Eros, Cinema (Summer 2012)
Beginning with a widely accepted premise that the viewer’s primary relationship with the cinematic screen is erotic, this course examines various perspectives on how this relationship has shaped some of our most fundamental perceptions of cinema as well as some of the dominant representational practices. The course examines the erotics of the cinematic apparatus and how it shapes narrative form. We will also explore manifestations of this relationship in cinemas of Hollywood, Bollywood and European cinema as much as films from Asian cultures. We will question various meanings of the term “pornography” of images in relation to films from around the world, each setting up a distinct transgressive limit on representation.
Romantic Comedy; First Year Seminar (Fall 2010)

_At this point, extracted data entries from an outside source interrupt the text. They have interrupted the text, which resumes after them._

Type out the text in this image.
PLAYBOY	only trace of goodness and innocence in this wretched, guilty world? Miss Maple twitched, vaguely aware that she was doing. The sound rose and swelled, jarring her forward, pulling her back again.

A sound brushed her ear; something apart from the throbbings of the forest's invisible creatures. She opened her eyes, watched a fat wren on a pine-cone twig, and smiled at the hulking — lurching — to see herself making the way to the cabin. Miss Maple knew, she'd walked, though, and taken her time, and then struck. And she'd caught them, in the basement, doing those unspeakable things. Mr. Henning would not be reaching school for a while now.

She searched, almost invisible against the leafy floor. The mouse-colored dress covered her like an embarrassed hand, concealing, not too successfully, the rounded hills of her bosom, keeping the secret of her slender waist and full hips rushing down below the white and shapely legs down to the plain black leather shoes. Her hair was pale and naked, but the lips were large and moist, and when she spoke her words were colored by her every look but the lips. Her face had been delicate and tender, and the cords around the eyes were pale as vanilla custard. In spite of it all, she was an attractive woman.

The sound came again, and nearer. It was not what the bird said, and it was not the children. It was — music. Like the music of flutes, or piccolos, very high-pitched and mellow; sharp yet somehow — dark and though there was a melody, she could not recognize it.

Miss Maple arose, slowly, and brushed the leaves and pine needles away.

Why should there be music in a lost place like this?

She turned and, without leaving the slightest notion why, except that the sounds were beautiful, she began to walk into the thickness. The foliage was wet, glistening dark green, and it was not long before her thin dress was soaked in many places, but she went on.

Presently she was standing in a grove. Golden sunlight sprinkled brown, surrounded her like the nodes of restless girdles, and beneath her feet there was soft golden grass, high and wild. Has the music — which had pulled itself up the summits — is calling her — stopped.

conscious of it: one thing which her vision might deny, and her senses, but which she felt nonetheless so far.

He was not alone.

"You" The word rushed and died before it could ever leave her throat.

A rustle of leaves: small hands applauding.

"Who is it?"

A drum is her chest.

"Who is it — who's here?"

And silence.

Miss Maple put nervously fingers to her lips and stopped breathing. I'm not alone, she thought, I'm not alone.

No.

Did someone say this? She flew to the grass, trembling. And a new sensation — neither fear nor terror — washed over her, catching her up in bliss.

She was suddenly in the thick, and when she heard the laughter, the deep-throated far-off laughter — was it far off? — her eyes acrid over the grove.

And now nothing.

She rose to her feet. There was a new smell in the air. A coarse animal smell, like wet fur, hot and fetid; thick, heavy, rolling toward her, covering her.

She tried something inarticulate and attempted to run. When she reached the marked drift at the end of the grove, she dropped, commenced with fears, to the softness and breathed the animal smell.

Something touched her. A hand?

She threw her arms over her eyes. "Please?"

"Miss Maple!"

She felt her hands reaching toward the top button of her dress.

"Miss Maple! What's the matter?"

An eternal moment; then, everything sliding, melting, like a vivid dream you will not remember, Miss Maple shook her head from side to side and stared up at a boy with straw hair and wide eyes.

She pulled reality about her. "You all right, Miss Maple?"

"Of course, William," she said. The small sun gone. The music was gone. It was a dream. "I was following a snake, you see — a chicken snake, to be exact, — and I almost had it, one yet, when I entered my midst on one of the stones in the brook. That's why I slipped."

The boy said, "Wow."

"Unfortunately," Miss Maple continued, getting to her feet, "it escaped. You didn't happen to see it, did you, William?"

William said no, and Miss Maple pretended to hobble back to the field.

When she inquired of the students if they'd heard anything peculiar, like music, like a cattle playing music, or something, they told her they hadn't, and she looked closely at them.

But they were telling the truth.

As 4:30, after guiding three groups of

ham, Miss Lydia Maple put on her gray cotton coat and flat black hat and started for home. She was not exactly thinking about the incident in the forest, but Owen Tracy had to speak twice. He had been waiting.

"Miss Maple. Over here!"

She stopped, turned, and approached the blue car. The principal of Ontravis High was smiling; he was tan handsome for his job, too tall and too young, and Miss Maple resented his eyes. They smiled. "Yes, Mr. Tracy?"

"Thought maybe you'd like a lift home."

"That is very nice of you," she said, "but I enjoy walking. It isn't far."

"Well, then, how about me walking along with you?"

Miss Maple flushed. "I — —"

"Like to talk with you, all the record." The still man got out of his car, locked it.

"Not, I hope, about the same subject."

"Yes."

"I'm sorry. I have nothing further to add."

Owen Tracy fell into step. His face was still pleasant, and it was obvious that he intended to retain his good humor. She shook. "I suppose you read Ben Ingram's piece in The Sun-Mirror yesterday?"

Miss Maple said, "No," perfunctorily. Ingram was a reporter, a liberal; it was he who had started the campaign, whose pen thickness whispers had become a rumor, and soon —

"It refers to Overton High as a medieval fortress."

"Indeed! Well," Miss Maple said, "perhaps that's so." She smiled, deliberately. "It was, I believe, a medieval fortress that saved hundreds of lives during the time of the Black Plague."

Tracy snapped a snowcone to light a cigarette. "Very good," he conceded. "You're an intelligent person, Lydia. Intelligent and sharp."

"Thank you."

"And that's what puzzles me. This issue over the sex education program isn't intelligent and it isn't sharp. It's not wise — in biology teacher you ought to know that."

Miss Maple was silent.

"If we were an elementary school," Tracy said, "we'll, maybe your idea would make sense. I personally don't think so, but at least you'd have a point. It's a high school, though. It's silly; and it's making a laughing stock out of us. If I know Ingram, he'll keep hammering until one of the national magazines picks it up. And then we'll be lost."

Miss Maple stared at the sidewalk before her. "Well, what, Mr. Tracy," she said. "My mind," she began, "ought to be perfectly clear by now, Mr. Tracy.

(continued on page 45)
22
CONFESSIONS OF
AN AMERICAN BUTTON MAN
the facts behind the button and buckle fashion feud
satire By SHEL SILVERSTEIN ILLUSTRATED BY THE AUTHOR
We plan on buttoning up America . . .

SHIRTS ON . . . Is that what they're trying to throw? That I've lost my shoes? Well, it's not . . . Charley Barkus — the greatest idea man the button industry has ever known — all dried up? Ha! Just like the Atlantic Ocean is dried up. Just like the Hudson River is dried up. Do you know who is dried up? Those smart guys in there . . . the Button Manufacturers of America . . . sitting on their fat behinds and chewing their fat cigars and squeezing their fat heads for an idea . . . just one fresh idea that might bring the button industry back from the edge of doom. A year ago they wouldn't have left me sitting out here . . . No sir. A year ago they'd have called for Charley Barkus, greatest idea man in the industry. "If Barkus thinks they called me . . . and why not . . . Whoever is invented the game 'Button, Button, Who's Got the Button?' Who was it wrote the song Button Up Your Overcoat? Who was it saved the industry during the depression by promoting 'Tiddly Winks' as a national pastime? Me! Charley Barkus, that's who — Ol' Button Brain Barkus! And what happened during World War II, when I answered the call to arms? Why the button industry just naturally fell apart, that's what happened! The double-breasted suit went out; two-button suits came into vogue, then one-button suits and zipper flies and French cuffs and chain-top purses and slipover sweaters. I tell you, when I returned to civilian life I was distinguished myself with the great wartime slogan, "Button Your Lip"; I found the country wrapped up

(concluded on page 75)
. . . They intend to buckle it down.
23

Romantic Comedies have formed a formidable genre of popular cinema. From the much discussed screwball comedies to the pejoratively termed ‘chick flicks’ romantic comedies shape and are shaped by the imagination of relationships in films. There is more to “love” beyond the traditional, fantasized romances and courtship of the youngsters and beyond the pursuit of conventional sexual connotations. Relationships are diverse, complex and yet romanticized in many of their dimensions. We will examine relationships and the ideas of romance in a number of films, dominant here and abroad. Some of the films include: City Lights (1931), It happened One Night (1934), Roman Holiday (1953) , Harold and Maude ( 1971), Annie Hall (1977), Roxanne (1987), When Harry Met Sally (1989), I Love You to Death (1992), As Good as it Gets (1997), 10 things I hate about You (1999), Sweet Home Alabama (2000), Chocolat (2000), and The Notebook (2004) among others. Assignments include a film viewing journal, brief essays in visual and written form on the idea of love and films and other creative projects.
MediaMovies (Summer 2009)
What happens when the media see themselves in the mirror? This question is the premise of the course. In other words, we will see how films have become MediaMovies, a unique but powerful formation that is critical of the media culture. This is a unique body of films which make us think of the media culture. This self-critique, it turns out, is a healthy preoccupation of quite a few films, which embody the philosophical crises in our media culture, and which reflect thoughtfully on the nature of our lives, the structure of our values and the spirit of our culture. This course is not about films that represent the media effects or films that use media mainly as a backdrop for narratives about other issues. We will juxtapose some of the key readings in cultural studies with films such as Talk Radio (1988), The Paper (1994),Network (1976), Wag the Dog (1997), The Truman Show (1998), Medium Cool (1969), State and Main (2000), Being There (1979), S1m0ne (2002), and Blow Up (1967).